No. 5 Lauren McCrery ’07 said Harvard has hyped up the strength of their lineup, and her team must tune out all the talk if they are to remained focused.

“It’s all going to come down to how mentally tough we are,” she said. “We have to be on our game. We need to go in being positive and believe that we are all capable of winning.”

Players said the Cantab ladder is like the Bulldogs’ line-up — stronger at the top. Yale has four of the top ten individual players in the country in Michelle Quibell ’06, Miranda Ranieri ’08, Catherine McLeod ’07 and Amy Gross ’06, all of whom were semifinalists at Princeton’s Constable Tournament last month.

Harvard’s Kyla Grigg, who is ranked No. 2 in the country, defeated Quibell in the teams’ dual match last year but lost to her in the finals of the individual championships. Quibell will play new Harvard No. 1, freshman Lily Lorentzen, who is the notable addition to the Cantab line-up this season.

Lorentzen took last year off to train for the World Junior Championships this past July.
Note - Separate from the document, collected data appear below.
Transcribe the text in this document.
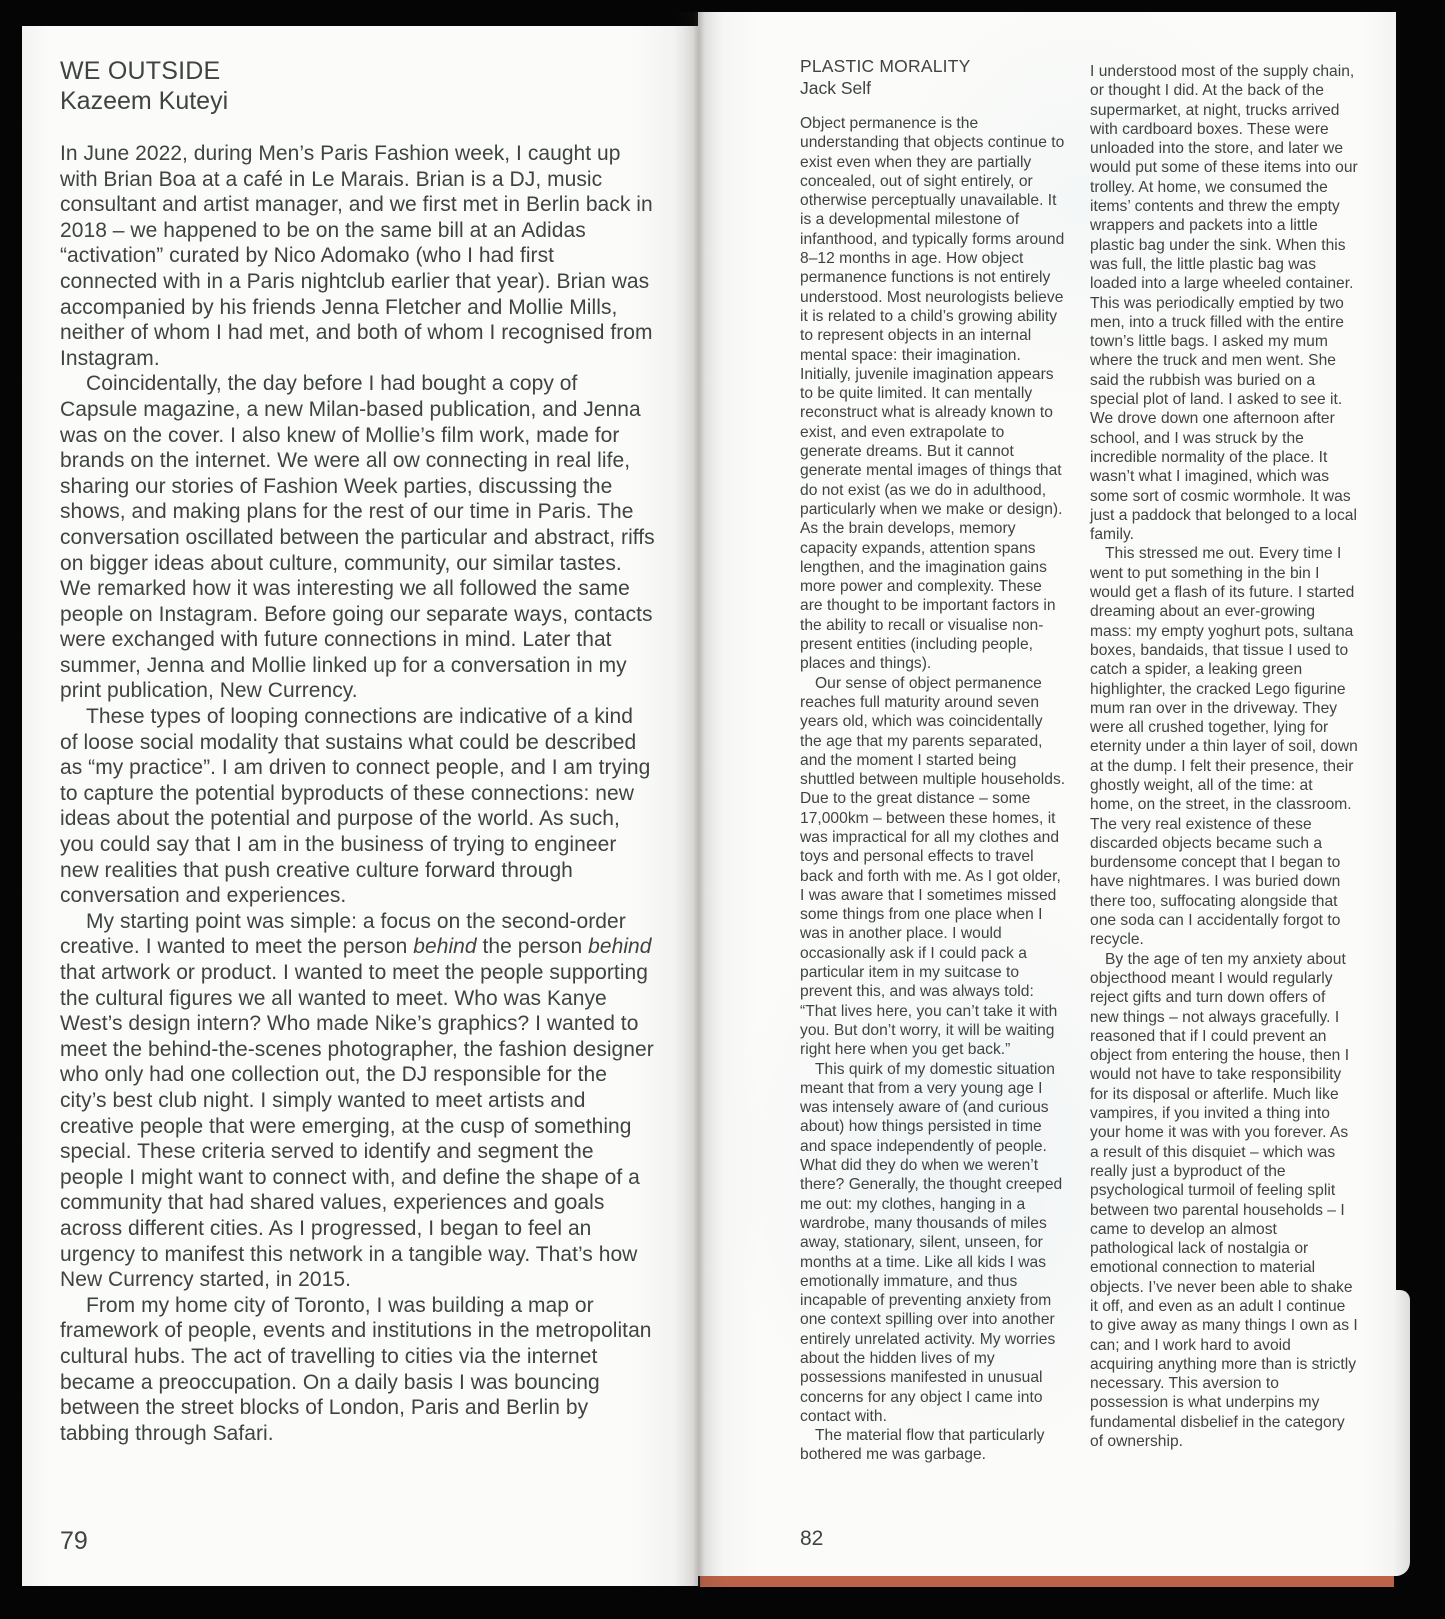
WE OUTSIDE
Kazeem Kuteyi

In June 2022, during Men’s Paris Fashion week, I caught up with Brian Boa at a café in Le Marais. Brian is a DJ, music consultant and artist manager, and we first met in Berlin back in 2018 – we happened to be on the same bill at an Adidas “activation” curated by Nico Adomako (who I had first connected with in a Paris nightclub earlier that year). Brian was accompanied by his friends Jenna Fletcher and Mollie Mills, neither of whom I had met, and both of whom I recognised from Instagram.

Coincidentally, the day before I had bought a copy of Capsule magazine, a new Milan-based publication, and Jenna was on the cover. I also knew of Mollie’s film work, made for brands on the internet. We were all ow connecting in real life, sharing our stories of Fashion Week parties, discussing the shows, and making plans for the rest of our time in Paris. The conversation oscillated between the particular and abstract, riffs on bigger ideas about culture, community, our similar tastes. We remarked how it was interesting we all followed the same people on Instagram. Before going our separate ways, contacts were exchanged with future connections in mind. Later that summer, Jenna and Mollie linked up for a conversation in my print publication, New Currency.

These types of looping connections are indicative of a kind of loose social modality that sustains what could be described as “my practice”. I am driven to connect people, and I am trying to capture the potential byproducts of these connections: new ideas about the potential and purpose of the world. As such, you could say that I am in the business of trying to engineer new realities that push creative culture forward through conversation and experiences.

My starting point was simple: a focus on the second-order creative. I wanted to meet the person behind the person behind that artwork or product. I wanted to meet the people supporting the cultural figures we all wanted to meet. Who was Kanye West’s design intern? Who made Nike’s graphics? I wanted to meet the behind-the-scenes photographer, the fashion designer who only had one collection out, the DJ responsible for the city’s best club night. I simply wanted to meet artists and creative people that were emerging, at the cusp of something special. These criteria served to identify and segment the people I might want to connect with, and define the shape of a community that had shared values, experiences and goals across different cities. As I progressed, I began to feel an urgency to manifest this network in a tangible way. That’s how New Currency started, in 2015.

From my home city of Toronto, I was building a map or framework of people, events and institutions in the metropolitan cultural hubs. The act of travelling to cities via the internet became a preoccupation. On a daily basis I was bouncing between the street blocks of London, Paris and Berlin by tabbing through Safari.

79
PLASTIC MORALITY
Jack Self

Object permanence is the understanding that objects continue to exist even when they are partially concealed, out of sight entirely, or otherwise perceptually unavailable. It is a developmental milestone of infanthood, and typically forms around 8–12 months in age. How object permanence functions is not entirely understood. Most neurologists believe it is related to a child’s growing ability to represent objects in an internal mental space: their imagination. Initially, juvenile imagination appears to be quite limited. It can mentally reconstruct what is already known to exist, and even extrapolate to generate dreams. But it cannot generate mental images of things that do not exist (as we do in adulthood, particularly when we make or design). As the brain develops, memory capacity expands, attention spans lengthen, and the imagination gains more power and complexity. These are thought to be important factors in the ability to recall or visualise non-present entities (including people, places and things).

Our sense of object permanence reaches full maturity around seven years old, which was coincidentally the age that my parents separated, and the moment I started being shuttled between multiple households. Due to the great distance – some 17,000km – between these homes, it was impractical for all my clothes and toys and personal effects to travel back and forth with me. As I got older, I was aware that I sometimes missed some things from one place when I was in another place. I would occasionally ask if I could pack a particular item in my suitcase to prevent this, and was always told: “That lives here, you can’t take it with you. But don’t worry, it will be waiting right here when you get back.”

This quirk of my domestic situation meant that from a very young age I was intensely aware of (and curious about) how things persisted in time and space independently of people. What did they do when we weren’t there? Generally, the thought creeped me out: my clothes, hanging in a wardrobe, many thousands of miles away, stationary, silent, unseen, for months at a time. Like all kids I was emotionally immature, and thus incapable of preventing anxiety from one context spilling over into another entirely unrelated activity. My worries about the hidden lives of my possessions manifested in unusual concerns for any object I came into contact with.

The material flow that particularly bothered me was garbage.

I understood most of the supply chain, or thought I did. At the back of the supermarket, at night, trucks arrived with cardboard boxes. These were unloaded into the store, and later we would put some of these items into our trolley. At home, we consumed the items’ contents and threw the empty wrappers and packets into a little plastic bag under the sink. When this was full, the little plastic bag was loaded into a large wheeled container. This was periodically emptied by two men, into a truck filled with the entire town’s little bags. I asked my mum where the truck and men went. She said the rubbish was buried on a special plot of land. I asked to see it. We drove down one afternoon after school, and I was struck by the incredible normality of the place. It wasn’t what I imagined, which was some sort of cosmic wormhole. It was just a paddock that belonged to a local family.

This stressed me out. Every time I went to put something in the bin I would get a flash of its future. I started dreaming about an ever-growing mass: my empty yoghurt pots, sultana boxes, bandaids, that tissue I used to catch a spider, a leaking green highlighter, the cracked Lego figurine mum ran over in the driveway. They were all crushed together, lying for eternity under a thin layer of soil, down at the dump. I felt their presence, their ghostly weight, all of the time: at home, on the street, in the classroom. The very real existence of these discarded objects became such a burdensome concept that I began to have nightmares. I was buried down there too, suffocating alongside that one soda can I accidentally forgot to recycle.

By the age of ten my anxiety about objecthood meant I would regularly reject gifts and turn down offers of new things – not always gracefully. I reasoned that if I could prevent an object from entering the house, then I would not have to take responsibility for its disposal or afterlife. Much like vampires, if you invited a thing into your home it was with you forever. As a result of this disquiet – which was really just a byproduct of the psychological turmoil of feeling split between two parental households – I came to develop an almost pathological lack of nostalgia or emotional connection to material objects. I’ve never been able to shake it off, and even as an adult I continue to give away as many things I own as I can; and I work hard to avoid acquiring anything more than is strictly necessary. This aversion to possession is what underpins my fundamental disbelief in the category of ownership.

82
In an article published in the Harvard Crimson Dec. 2, Cantabs head coach Satinder Bajwa said Lorentzen would be the missing key to take down the powerhouse Eli squad.

“It’s almost like, had Lily been on the team last year, would we be national champions?” Bajwa said in the article. “Probably, if you remember that match against Yale, we probably could have.”

McLeod said although Lorentzen is an excellent player, she thought Bajwa’s comment was unsubstantiated.

“It seemed silly to be suggesting that if they had had her last year they would have beaten us,” she said. “I thought that was obnoxious and arrogant. They didn’t have a lot to back it up.”

Yale will look for wins at the top four seeds and at No. 8 and No. 9, because the Harvard players at those spots are both walk-ons. The middle of the Harvard order will particularly challenge the Bulldogs, and every match has the potential to be close.

“Everyone knows it’s going to be a tough match,” McCrery said. “We’ve come really far this season. Everyone’s attitude is we have to leave it on the court and give it our all.”

Although they have been here before, the Eli women said familiarity only increases their incentive to claim victory over the Cantabs yet again.

“We’re going to give it our all,” Quibell said. “The fact that it’s Harvard makes us that much more motivated.”